Доложил свое мнение царю и сам генерал Дубельт:

«Я расспрашивал г-жу Жадимировскую, и, кроме изложенных в прилагаемой записке обстоятельств, она решительно ничего не показывает, кроме некоторых подробностей о дурном с нею обращении мужа, которое доходило до того, что он запирал ее и приказывал прислуге не выпускать ее из дома. Ей 18 лет, и искренности ее показания, кажется, можно верить, ибо она совершенный ребенок. Мать и отчим Жадимировской приносят свою благоговейную признательность государю императору за возвращение им дочери и за спасение ее еще от больших, угрожающих ей несчастий».

В общем беглецов нашли, всех расспросили и допросили, Жадимировскую вернули родителям, Трубецкого посадили в одиночную камеру Секретной тюрьмы Петропавловской крепости. Словом, во всем разобрались, все выяснили и определили виновного. Но в этой истории остается один непонятный вопрос: почему Николай I поручил заниматься этим делом III Отделению, а не полиции? Ведь задачей Третьего отделения и корпуса жандармов являлся контроль за положением в стране, состоянием умов в ней, деятельностью госаппарата, активное участие в подавлении крестьянских и рабочих волнений.

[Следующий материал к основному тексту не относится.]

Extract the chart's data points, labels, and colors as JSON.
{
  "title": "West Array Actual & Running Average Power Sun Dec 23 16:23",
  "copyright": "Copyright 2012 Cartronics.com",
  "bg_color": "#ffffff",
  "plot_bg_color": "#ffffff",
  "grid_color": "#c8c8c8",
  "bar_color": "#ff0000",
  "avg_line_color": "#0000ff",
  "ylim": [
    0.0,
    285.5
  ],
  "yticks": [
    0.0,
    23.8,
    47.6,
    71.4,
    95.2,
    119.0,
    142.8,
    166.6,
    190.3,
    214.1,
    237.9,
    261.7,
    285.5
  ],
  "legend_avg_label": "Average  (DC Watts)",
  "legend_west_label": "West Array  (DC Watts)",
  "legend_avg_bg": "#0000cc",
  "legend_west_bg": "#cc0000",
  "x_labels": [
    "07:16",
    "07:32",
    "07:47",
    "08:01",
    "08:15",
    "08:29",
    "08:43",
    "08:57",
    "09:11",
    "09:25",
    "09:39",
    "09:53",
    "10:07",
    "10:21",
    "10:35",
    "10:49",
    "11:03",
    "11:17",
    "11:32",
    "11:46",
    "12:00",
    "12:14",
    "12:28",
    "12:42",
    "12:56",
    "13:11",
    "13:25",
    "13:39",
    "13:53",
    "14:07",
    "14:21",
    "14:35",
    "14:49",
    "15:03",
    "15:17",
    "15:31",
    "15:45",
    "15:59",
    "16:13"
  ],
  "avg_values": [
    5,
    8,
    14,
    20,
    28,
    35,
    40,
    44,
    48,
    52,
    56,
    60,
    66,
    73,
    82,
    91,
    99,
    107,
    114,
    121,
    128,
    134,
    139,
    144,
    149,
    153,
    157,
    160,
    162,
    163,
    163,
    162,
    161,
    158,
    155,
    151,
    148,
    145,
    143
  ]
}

«За четверть века своего существования Третьего отделения и корпус жандармов эволюционировали в одно из ведущих высших государственных учреждений, имевшее отношение практически ко всем сторонам общественной жизни страны и в первую очередь к охранительно-репрессивной политике самодержавия», – пишет автор книги «Тайная полиция России» А. Г. Чукарев. При этом, «нравственно-политические отчеты Третьего отделения в этот период говорят о безотрадном и неутешительном противостоянии этого ведомства с лихоимством, произволом и взяточничеством чиновников».

Тогда при чем здесь похищение чужой жены с ее собственного согласия и побег влюбленных в Тифлис? Судя по всему, император Николай преследовал в этом деле свой личный интерес. И дальнейшая судьба князя Трубецкого говорит об этом, как нельзя лучше.

Но вернемся к воспоминаниям А. И. Соколовой, которые увидели свет в 1910 году:

«В те времена дворянство ежегодно давало парадный бал в честь царской фамилии, которая никогда не отказывалась почтить этот бал своим присутствием.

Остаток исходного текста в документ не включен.